Delayed processing of messages from devices

Minor Resolved View vendor source →

Esper.io experienced a minor incident on March 2, 2024 affecting Esper Systems, lasting 18h 50m. The incident has been resolved; the full update timeline is below.

Started
Mar 02, 2024, 04:49 PM UTC
Resolved
Mar 03, 2024, 11:39 AM UTC
Duration
18h 50m
Detected by Pingoru
Mar 02, 2024, 04:49 PM UTC

Affected components

Esper Systems

Update timeline

  1. identified Mar 02, 2024, 04:49 PM UTC

    Our team has identified an issue causing degraded performance in message processing from devices. These messages include device status update, telemetry and command updates. We’re working to resolve it. Which services are affected? API: No Console: Yes (delayed last seen, incorrect online/offline status, delayed graphs and alerts). All other console operations are working as expected. Devices: No (device operations continue to work as expected)

  2. identified Mar 02, 2024, 05:39 PM UTC

    We've identified the fix and working on deploying this for all customers. The problems was with one of our message processing systems which had slowed down and caused the lag.

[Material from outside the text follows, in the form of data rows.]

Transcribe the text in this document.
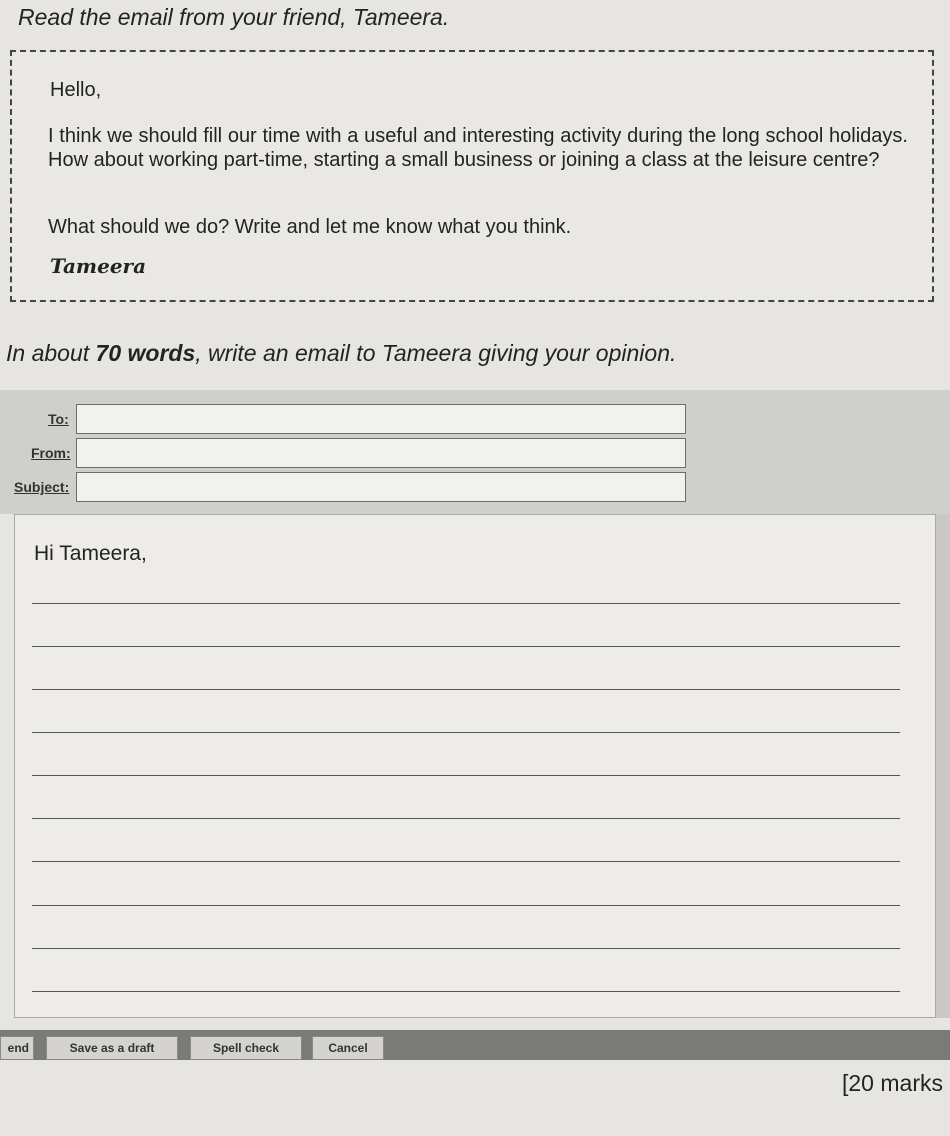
Read the email from your friend, Tameera.
Hello,
I think we should fill our time with a useful and interesting activity during the long school holidays. How about working part-time, starting a small business or joining a class at the leisure centre?
What should we do? Write and let me know what you think.
Tameera
In about 70 words, write an email to Tameera giving your opinion.
To:
From:
Subject:
Hi Tameera,
end	Save as a draft	Spell check	Cancel
[20 marks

  3. identified Mar 02, 2024, 10:26 PM UTC

    We have rolled out the fix for most of the customers and the message processing lag is steadily going down. Some customers will continue to see delays in Last Seen, Online/Offline Status, and Command processing till the lag comes to 0. We've also scaled up the infrastructure to speed up the process.

  4. monitoring Mar 03, 2024, 09:54 AM UTC

    We no longer see delayed processing of messages. We're continuing to monitor.

  5. resolved Mar 03, 2024, 11:39 AM UTC

    This incident has been resolved.